Çarşıda bir lokantaya girdi:

- Az kuru alabilir miyim?

Lokantacı hali anladı. Ağzına kadar dolu bir tabak kuru, bir de pilav getirdi.

Sadece az kuru parası aldı.

Talebe her gün “az” dedi; lokantacı “çok” verdi.

Okul bitti. Yıllar geçti. Talebe zengin bir mühendis oldu.

Aklına “az kuru” geldi. Atladı arabasına, okuduğu şehre gitti. Çarşıda lokantanın olduğu yere vardı. Baktı ki lokanta yok. Hemen komşu esnafa sordu:

- Buradaki lokanta nerede, sahibini nasıl bulurum?

Lokantanın kapandığını, amcanın da az aşağıda oturduğunu söylediler. Evini tarif ettiler.

Eski talebe, yeni mühendis gitti, evi buldu. Kapıyı çaldı. Amca kapıyı açtı.

“Buyurun” dedi. Talebe anlatır:

- Amca ben yıllar evvel burada okudum. Hep az istedim sen hep çok verdin.

Amca talebeyi hatırlamadı. O her talebeye öyle yapardı.

“Hatırlamadım oğlum, yıllar oldu” dedi.

Talebe:

- Burada oturuyorsun galiba, ev senin mi amca?

- Yok oğlum kira, hanım ve ben idare ediyoruz.

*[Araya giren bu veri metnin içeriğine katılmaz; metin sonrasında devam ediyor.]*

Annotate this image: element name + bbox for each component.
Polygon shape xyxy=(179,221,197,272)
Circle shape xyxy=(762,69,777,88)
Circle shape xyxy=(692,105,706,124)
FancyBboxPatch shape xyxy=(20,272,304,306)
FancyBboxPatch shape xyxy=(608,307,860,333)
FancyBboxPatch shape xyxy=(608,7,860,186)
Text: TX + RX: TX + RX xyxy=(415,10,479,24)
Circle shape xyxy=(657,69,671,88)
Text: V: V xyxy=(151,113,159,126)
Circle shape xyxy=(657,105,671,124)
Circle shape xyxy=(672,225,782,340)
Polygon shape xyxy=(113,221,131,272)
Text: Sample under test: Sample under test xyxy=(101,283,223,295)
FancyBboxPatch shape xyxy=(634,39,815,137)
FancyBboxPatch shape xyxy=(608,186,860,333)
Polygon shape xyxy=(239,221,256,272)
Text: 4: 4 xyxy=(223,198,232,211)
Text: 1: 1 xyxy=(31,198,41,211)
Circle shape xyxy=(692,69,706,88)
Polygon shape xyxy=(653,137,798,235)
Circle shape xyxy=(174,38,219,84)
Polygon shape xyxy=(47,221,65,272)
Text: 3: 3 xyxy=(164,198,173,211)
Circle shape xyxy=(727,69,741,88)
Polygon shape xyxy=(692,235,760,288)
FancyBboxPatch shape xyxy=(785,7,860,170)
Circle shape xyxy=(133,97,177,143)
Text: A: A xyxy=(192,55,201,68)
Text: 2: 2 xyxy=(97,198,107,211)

Talebe “Peki” dedi. Gitti, ev sahibini buldu. Evi satın alıp amcaya verdi. Üstüne hatırı sayılır bir miktar para da bıraktı.

Mahcup olan amca:

- Aman oğlum ne yaptın? Ne gerek vardı?

Talebe teskin eder:

- Amca senin az kurun olmasaydı ben aç yatar aç kalkardım. Büyük ihtimalle okulu bile bitiremezdim. Şimdi öyle zenginim ki! İnan benim sana verdiğim, senin bana verdiğinden daha değersiz. Sen hakkını helal et, o bana yeter.

Sarıldılar, ağladılar…

*****                 

TEBESSÜM

Sarhoş

Rusya’da sarhoşun biri içtiği içkilerin etkisiyle sokakta sızıp kalmış.

Uykusunda da “Diktatöre ölüm!” diye bağırmış.

Bunu duyan iki polis, sarhoşu tutup götürmüşler Stalin’in karşısına.

Stalin sorar:

- Kime diktatör dedin?

- Hitler için söyledim!

Stalin döner sarhoşu getiren iki polise:

- Peki sizin açıklamanız nedir yoldaşlar? Niçin ‘Diktatör’ dediğinde aklınıza ben geldim?

*****

GÜNÜN SÖZÜ

Eskimiş fikirler paslanmış çivilere benzer, söküp atmak çok güçtür.